One of Apple's (AAPL 1.27%) biggest criticisms is that the company continues to lose market share to lower-end handsets. What's interesting is that Apple is still growing its unit volume shipments of both iPhone and iPad quite nicely, although below the growth of the smartphone market in general. While this would initially seem like a clear negative, it's important to understand that there is a real silver lining here.

Immense profitability, even with relatively small share
Even with shrinking market share, Apple generated roughly $17.4 billion in operating income in Q1, with the vast majority driven by the iPhone and iPad. Note that Samsung (NASDAQOTH: SSNLF), which sells roughly twice as many phones as Apple, generated "only" $22.9 billion in operating profit from its mobile devices division in the last fiscal year. Apple still enjoys the bulk of the profit share.

It's interesting to note that Apple has been able to generate this profitability by sticking to the mainstream high-end portion of the market, while Samsung has generated this profitability by a pretty broad assault from top to bottom. Also note that Apple has been able to do so even without a "larger" iPhone to directly compete against the Galaxy S4/Galaxy Note 3. With a larger iPhone, Apple could conceivably take an even larger bite of the profit pie.

The low end likely to become a bloodbath
The risk for Samsung (which makes much of its profitability from the low end) is that the barrier to entry is fairly low, and there is a lot of profit that's ripe to be split up. While the same argument could be made for Apple at the high end, it's already clear that Apple's brand is exceptionally powerful and that, thanks to its differentiated OS and smart hardware designs, it can maintain pricing power.
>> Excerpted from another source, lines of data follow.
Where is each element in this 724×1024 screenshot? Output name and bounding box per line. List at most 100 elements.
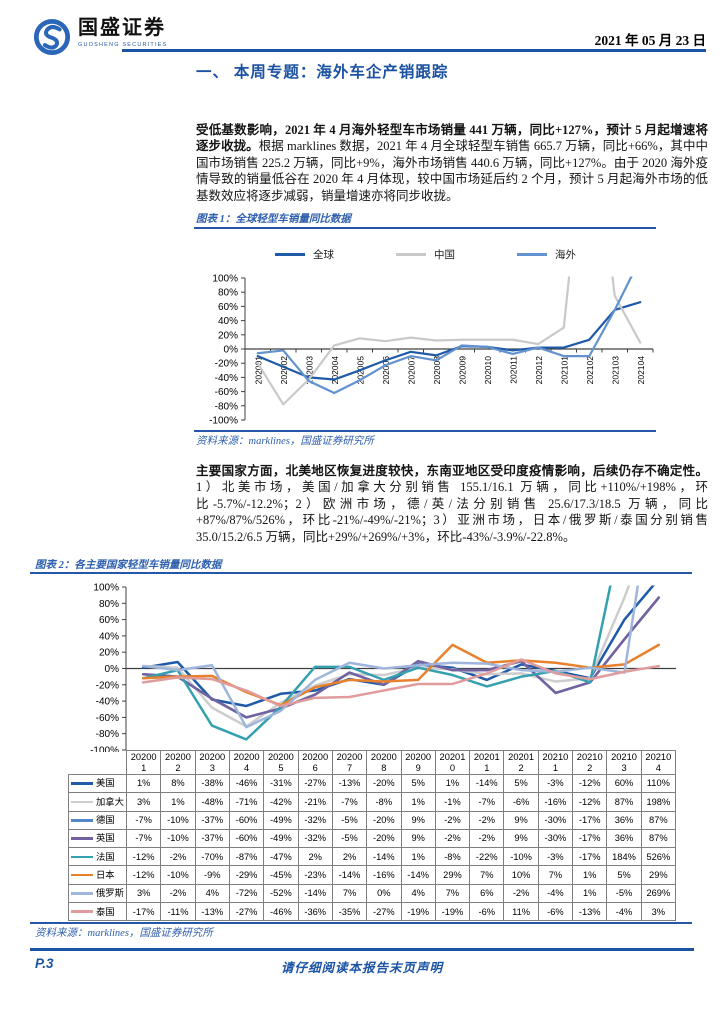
header-divider <box>122 49 706 52</box>
table-value-cell: -7% <box>125 810 162 830</box>
table-value-cell: -2% <box>160 883 196 904</box>
table-value-cell: -11% <box>160 902 196 922</box>
table-value-cell: -30% <box>537 810 574 830</box>
svg-text:202008: 202008 <box>432 356 442 385</box>
table-value-cell: -8% <box>434 847 471 867</box>
series-line-德国 <box>141 596 661 719</box>
table-month-header: 20200 2 <box>160 750 196 775</box>
paragraph-1-body: 根据 marklines 数据，2021 年 4 月全球轻型车销售 665.7 … <box>196 139 708 203</box>
table-value-cell: -49% <box>263 828 299 849</box>
svg-text:-40%: -40% <box>215 373 238 384</box>
table-month-header: 20210 1 <box>537 750 574 775</box>
svg-text:60%: 60% <box>99 615 119 626</box>
table-value-cell: -72% <box>228 883 265 904</box>
svg-text:202101: 202101 <box>559 356 569 385</box>
svg-text:202104: 202104 <box>636 356 646 385</box>
table-value-cell: 60% <box>606 773 642 794</box>
svg-text:20%: 20% <box>99 648 119 659</box>
legend-line-swatch <box>71 818 93 822</box>
table-value-cell: 4% <box>194 883 230 904</box>
svg-text:80%: 80% <box>99 599 119 610</box>
table-month-header: 20210 4 <box>640 750 677 775</box>
table-month-header: 20201 2 <box>503 750 539 775</box>
table-value-cell: 3% <box>125 792 162 812</box>
table-value-cell: -7% <box>331 792 368 812</box>
table-value-cell: 87% <box>606 792 642 812</box>
table-row-英国: 英国 -7% -10% -37% -60% -49% -32% -5% -20% 9% -2% -2%… <box>68 828 677 849</box>
table-value-cell: -2% <box>434 810 471 830</box>
table-value-cell: -60% <box>228 810 265 830</box>
table-value-cell: -17% <box>572 847 608 867</box>
svg-text:100%: 100% <box>93 583 119 594</box>
paragraph-1: 受低基数影响，2021 年 4 月海外轻型车市场销量 441 万辆，同比+127… <box>196 122 708 204</box>
svg-text:0%: 0% <box>105 664 120 675</box>
legend-line-swatch <box>71 800 93 804</box>
report-date: 2021 年 05 月 23 日 <box>594 33 706 48</box>
svg-text:0%: 0% <box>224 345 239 356</box>
table-value-cell: -46% <box>228 773 265 794</box>
table-value-cell: -13% <box>194 902 230 922</box>
series-line-中国 <box>256 276 642 406</box>
table-value-cell: -6% <box>503 792 539 812</box>
table-value-cell: 6% <box>469 883 505 904</box>
table-corner-cell <box>69 751 127 775</box>
svg-text:202002: 202002 <box>279 356 289 385</box>
svg-text:-80%: -80% <box>215 401 238 412</box>
table-value-cell: -20% <box>366 810 402 830</box>
svg-text:40%: 40% <box>218 316 238 327</box>
table-value-cell: -14% <box>469 773 505 794</box>
svg-text:100%: 100% <box>212 274 238 285</box>
series-line-泰国 <box>141 658 661 708</box>
table-value-cell: 3% <box>125 883 162 904</box>
table-value-cell: -17% <box>125 902 162 922</box>
table-value-cell: 198% <box>640 792 677 812</box>
line-chart-plot: -100% -80% -60% -40% -20% 0% 20% 40% 60% 80% 100% <box>90 583 676 752</box>
footer-disclaimer: 请仔细阅读本报告末页声明 <box>280 961 443 975</box>
table-value-cell: 9% <box>400 828 436 849</box>
brand-logo: 国盛证券 GUOSHENG SECURITIES <box>33 18 167 56</box>
table-value-cell: -46% <box>263 902 299 922</box>
table-value-cell: -10% <box>160 810 196 830</box>
table-value-cell: -3% <box>537 847 574 867</box>
table-value-cell: 87% <box>640 810 677 830</box>
table-value-cell: -19% <box>434 902 471 922</box>
table-value-cell: 5% <box>400 773 436 794</box>
table-value-cell: -3% <box>537 773 574 794</box>
table-value-cell: -30% <box>537 828 574 849</box>
table-value-cell: 1% <box>434 773 471 794</box>
table-value-cell: 1% <box>160 792 196 812</box>
table-value-cell: 9% <box>503 810 539 830</box>
table-value-cell: 8% <box>160 773 196 794</box>
svg-text:202006: 202006 <box>381 356 391 385</box>
footer-page-number: P.3 <box>35 956 54 971</box>
table-value-cell: -31% <box>263 773 299 794</box>
table-value-cell: 7% <box>537 865 574 885</box>
table-value-cell: -5% <box>331 828 368 849</box>
table-value-cell: 1% <box>572 883 608 904</box>
table-month-header: 20200 4 <box>228 750 265 775</box>
table-series-key: 泰国 <box>68 902 127 922</box>
series-name: 德国 <box>96 815 115 826</box>
series-name: 俄罗斯 <box>96 888 124 899</box>
table-value-cell: -13% <box>331 773 368 794</box>
table-value-cell: -38% <box>194 773 230 794</box>
table-value-cell: 269% <box>640 883 677 904</box>
series-name: 法国 <box>96 851 115 862</box>
table-value-cell: 184% <box>606 847 642 867</box>
table-month-header: 20201 0 <box>434 750 471 775</box>
table-value-cell: -16% <box>366 865 402 885</box>
table-value-cell: -27% <box>297 773 333 794</box>
table-value-cell: 1% <box>125 773 162 794</box>
table-series-key: 美国 <box>68 773 127 794</box>
table-value-cell: 1% <box>400 847 436 867</box>
table-series-key: 日本 <box>68 865 127 885</box>
table-value-cell: -5% <box>331 810 368 830</box>
svg-text:202011: 202011 <box>508 356 518 384</box>
legend-item-中国: 中国 <box>396 247 455 262</box>
legend-label: 中国 <box>434 250 455 261</box>
table-value-cell: 1% <box>572 865 608 885</box>
table-month-header: 20210 3 <box>606 750 642 775</box>
table-value-cell: -7% <box>125 828 162 849</box>
table-series-key: 俄罗斯 <box>68 883 127 904</box>
svg-text:-80%: -80% <box>96 729 119 740</box>
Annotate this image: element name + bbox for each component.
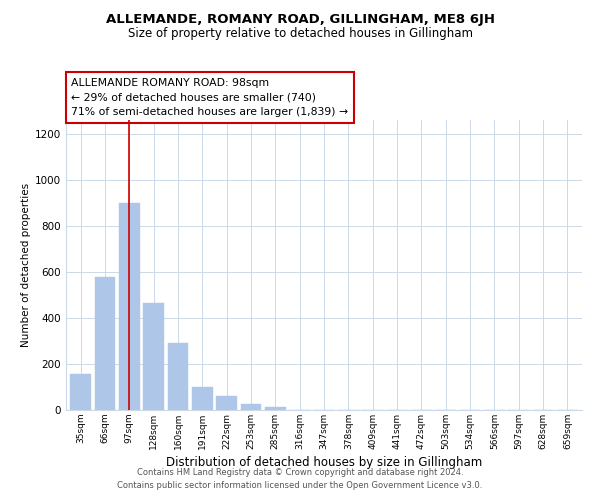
Text: ALLEMANDE ROMANY ROAD: 98sqm
← 29% of detached houses are smaller (740)
71% of s: ALLEMANDE ROMANY ROAD: 98sqm ← 29% of de… <box>71 78 348 117</box>
Text: Contains HM Land Registry data © Crown copyright and database right 2024.
Contai: Contains HM Land Registry data © Crown c… <box>118 468 482 490</box>
Bar <box>143 303 164 410</box>
Y-axis label: Number of detached properties: Number of detached properties <box>21 183 31 347</box>
Bar <box>95 276 115 410</box>
Text: ALLEMANDE, ROMANY ROAD, GILLINGHAM, ME8 6JH: ALLEMANDE, ROMANY ROAD, GILLINGHAM, ME8 … <box>106 12 494 26</box>
Bar <box>192 387 212 410</box>
Bar <box>167 344 188 410</box>
Bar <box>241 404 262 410</box>
Bar <box>119 203 140 410</box>
Bar <box>70 374 91 410</box>
Bar <box>216 396 237 410</box>
X-axis label: Distribution of detached houses by size in Gillingham: Distribution of detached houses by size … <box>166 456 482 469</box>
Text: Size of property relative to detached houses in Gillingham: Size of property relative to detached ho… <box>128 28 473 40</box>
Bar <box>265 406 286 410</box>
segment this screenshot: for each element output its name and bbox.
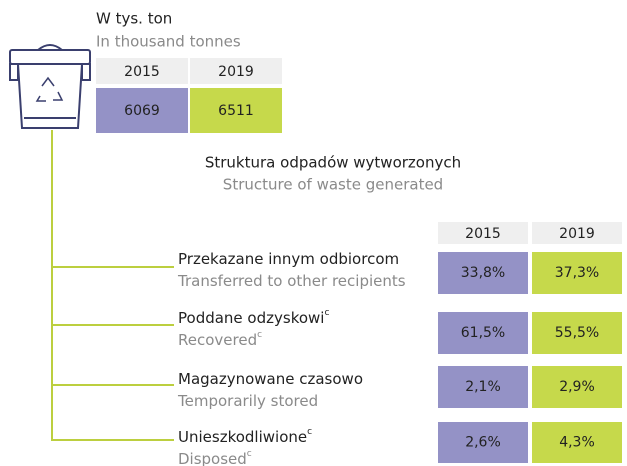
year-header-bg <box>190 58 282 84</box>
tree <box>51 130 174 441</box>
subtitle: In thousand tonnes <box>96 33 241 51</box>
value-text: 55,5% <box>555 325 599 341</box>
footnote-mark: c <box>307 427 312 437</box>
value-text: 4,3% <box>559 435 595 451</box>
value-text: 37,3% <box>555 265 599 281</box>
value-text: 33,8% <box>461 265 505 281</box>
row-label-en: Temporarily stored <box>177 392 318 410</box>
year-header: 2015 <box>124 64 160 80</box>
label-text: Magazynowane czasowo <box>178 370 363 388</box>
value-text: 61,5% <box>461 325 505 341</box>
row-label-en: Transferred to other recipients <box>177 272 406 290</box>
structure-title: Struktura odpadów wytworzonych <box>205 154 461 172</box>
value-cell <box>438 422 528 463</box>
label-text: Disposed <box>178 450 247 466</box>
footnote-mark: c <box>324 308 329 318</box>
total-value: 6069 <box>124 103 160 119</box>
total-cell <box>190 88 282 133</box>
bin-icon <box>9 44 91 129</box>
row-label-en: Recoveredc <box>178 330 262 349</box>
footnote-mark: c <box>247 449 252 459</box>
total-cell <box>96 88 188 133</box>
label-text: Poddane odzyskowi <box>178 309 324 327</box>
row-label: Poddane odzyskowic <box>178 308 329 327</box>
footnote-mark: c <box>257 330 262 340</box>
value-cell <box>438 366 528 408</box>
value-cell <box>532 422 622 463</box>
year-header: 2015 <box>465 226 501 242</box>
label-text: Recovered <box>178 331 257 349</box>
label-text: Transferred to other recipients <box>177 272 406 290</box>
value-text: 2,9% <box>559 379 595 395</box>
row-label: Magazynowane czasowo <box>178 370 363 388</box>
year-header: 2019 <box>559 226 595 242</box>
value-cell <box>438 252 528 294</box>
year-header-bg <box>532 222 622 244</box>
value-text: 2,1% <box>465 379 501 395</box>
title: W tys. ton <box>96 10 172 28</box>
label-text: Temporarily stored <box>177 392 318 410</box>
year-header-bg <box>438 222 528 244</box>
year-header: 2019 <box>218 64 254 80</box>
year-header-bg <box>96 58 188 84</box>
value-cell <box>532 312 622 354</box>
row-label: Przekazane innym odbiorcom <box>178 250 399 268</box>
value-cell <box>438 312 528 354</box>
label-text: Przekazane innym odbiorcom <box>178 250 399 268</box>
structure-subtitle: Structure of waste generated <box>223 176 443 194</box>
value-cell <box>532 252 622 294</box>
total-value: 6511 <box>218 103 254 119</box>
row-label: Unieszkodliwionec <box>178 427 312 446</box>
value-cell <box>532 366 622 408</box>
value-text: 2,6% <box>465 435 501 451</box>
label-text: Unieszkodliwione <box>178 428 307 446</box>
row-label-en: Disposedc <box>178 449 252 466</box>
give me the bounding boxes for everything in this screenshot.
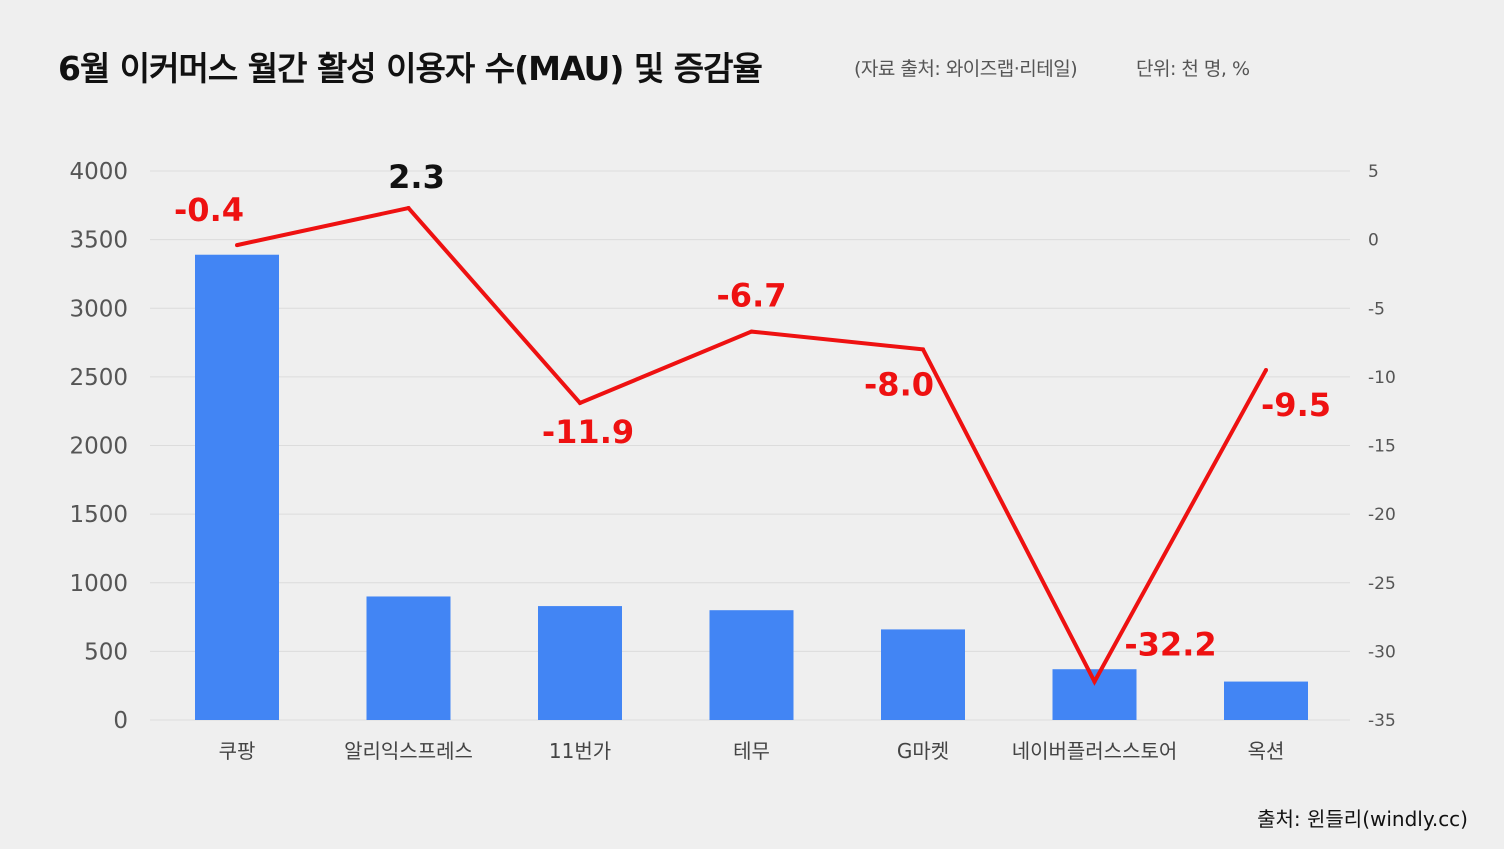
left-tick-label: 500 — [84, 639, 128, 665]
mau-bar — [1052, 669, 1137, 720]
right-tick-label: -15 — [1368, 437, 1396, 457]
category-label: 알리익스프레스 — [344, 739, 473, 763]
right-tick-label: 0 — [1368, 231, 1379, 251]
left-tick-label: 4000 — [69, 159, 128, 185]
mau-bar — [366, 596, 451, 720]
growth-rate-label: -0.4 — [174, 191, 244, 229]
right-tick-label: 5 — [1368, 162, 1379, 182]
right-tick-label: -35 — [1368, 711, 1396, 731]
credit-text: 출처: 윈들리(windly.cc) — [1257, 807, 1468, 831]
left-tick-label: 3000 — [69, 296, 128, 322]
line-series — [235, 205, 1268, 686]
growth-rate-point — [1092, 679, 1097, 684]
right-tick-label: -5 — [1368, 299, 1385, 319]
category-axis: 쿠팡 알리익스프레스 11번가 테무 G마켓 네이버플러스스토어 옥션 — [219, 739, 1285, 763]
growth-rate-label: 2.3 — [388, 158, 445, 196]
left-tick-label: 2500 — [69, 365, 128, 391]
bar-series — [195, 254, 1308, 720]
growth-rate-point — [235, 243, 239, 248]
category-label: 11번가 — [549, 739, 611, 763]
rate-labels: -0.4 2.3 -11.9 -6.7 -8.0 -32.2 -9.5 — [174, 158, 1331, 664]
right-tick-label: -20 — [1368, 505, 1396, 525]
mau-bar — [195, 254, 279, 720]
left-tick-label: 1500 — [69, 502, 128, 528]
category-label: 네이버플러스스토어 — [1012, 739, 1178, 763]
left-tick-label: 3500 — [69, 228, 128, 254]
mau-bar — [1224, 681, 1308, 720]
left-axis: 0 500 1000 1500 2000 2500 3000 3500 4000 — [69, 159, 128, 734]
right-tick-label: -10 — [1368, 368, 1396, 388]
mau-bar — [538, 606, 622, 720]
right-tick-label: -30 — [1368, 642, 1396, 662]
growth-rate-point — [406, 206, 411, 211]
category-label: 테무 — [733, 739, 770, 763]
growth-rate-point — [749, 329, 754, 334]
growth-rate-point — [1264, 368, 1268, 373]
growth-rate-label: -32.2 — [1124, 626, 1216, 664]
growth-rate-label: -8.0 — [864, 365, 934, 403]
right-axis: -35 -30 -25 -20 -15 -10 -5 0 5 — [1368, 162, 1396, 731]
left-tick-label: 0 — [113, 708, 128, 734]
unit-note: 단위: 천 명, % — [1136, 58, 1250, 80]
growth-rate-label: -9.5 — [1261, 386, 1331, 424]
left-tick-label: 1000 — [69, 571, 128, 597]
right-tick-label: -25 — [1368, 574, 1396, 594]
category-label: 옥션 — [1248, 739, 1285, 763]
growth-rate-point — [578, 400, 582, 405]
growth-rate-label: -6.7 — [717, 277, 787, 315]
gridlines — [150, 170, 1350, 721]
left-tick-label: 2000 — [69, 434, 128, 460]
source-note: (자료 출처: 와이즈랩·리테일) — [854, 58, 1078, 80]
chart-title: 6월 이커머스 월간 활성 이용자 수(MAU) 및 증감율 — [58, 49, 763, 88]
mau-bar — [881, 629, 965, 720]
mau-bar — [709, 610, 794, 720]
category-label: 쿠팡 — [219, 739, 256, 763]
category-label: G마켓 — [897, 739, 949, 763]
growth-rate-point — [921, 347, 925, 352]
growth-rate-label: -11.9 — [542, 413, 634, 451]
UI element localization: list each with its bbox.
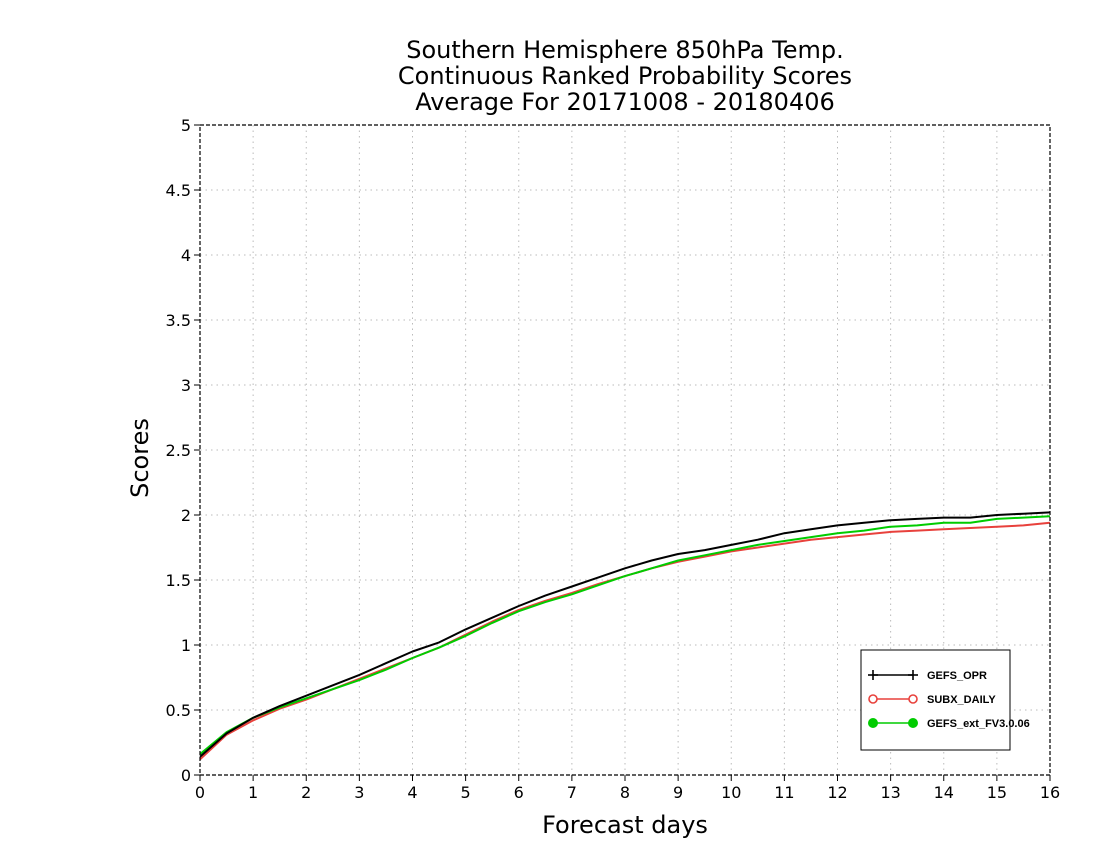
legend-marker-open-circle [868,694,878,704]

Can Samsung, in competing against the likes of Lenovo (LNVGY 3.74%), maintain this level of profitability without a differentiated software experience, and while the company continues to play the "specs game" in which margins and battery life are sacrificed for bigger and better displays and gratuitous (and power-guzzling) processors? Anything Samsung can do, Lenovo (and conceivably others) can do, too -- and they don't need Samsung's margins to turn a tidy profit.

Foolish takeaway
Apple's value is obviously in its products, but a key part of that is iOS and its app ecosystem. Another big aspect is that its brand is powerful and its customer base is likely far more affluent/price-insensitive than those buying Samsung products. As long as Apple keeps delivering, it will be able to command -- as it has done for years -- the lion's share of the smartphone pie.

While this isn't enough to drive a huge upside, it is enough to keep the Apple profit machine chugging along until it can introduce the "next big thing." Only Tim Cook and his teams in Cupertino know exactly what that will be, but that won't stop investors, industry analysts, and customers from speculating.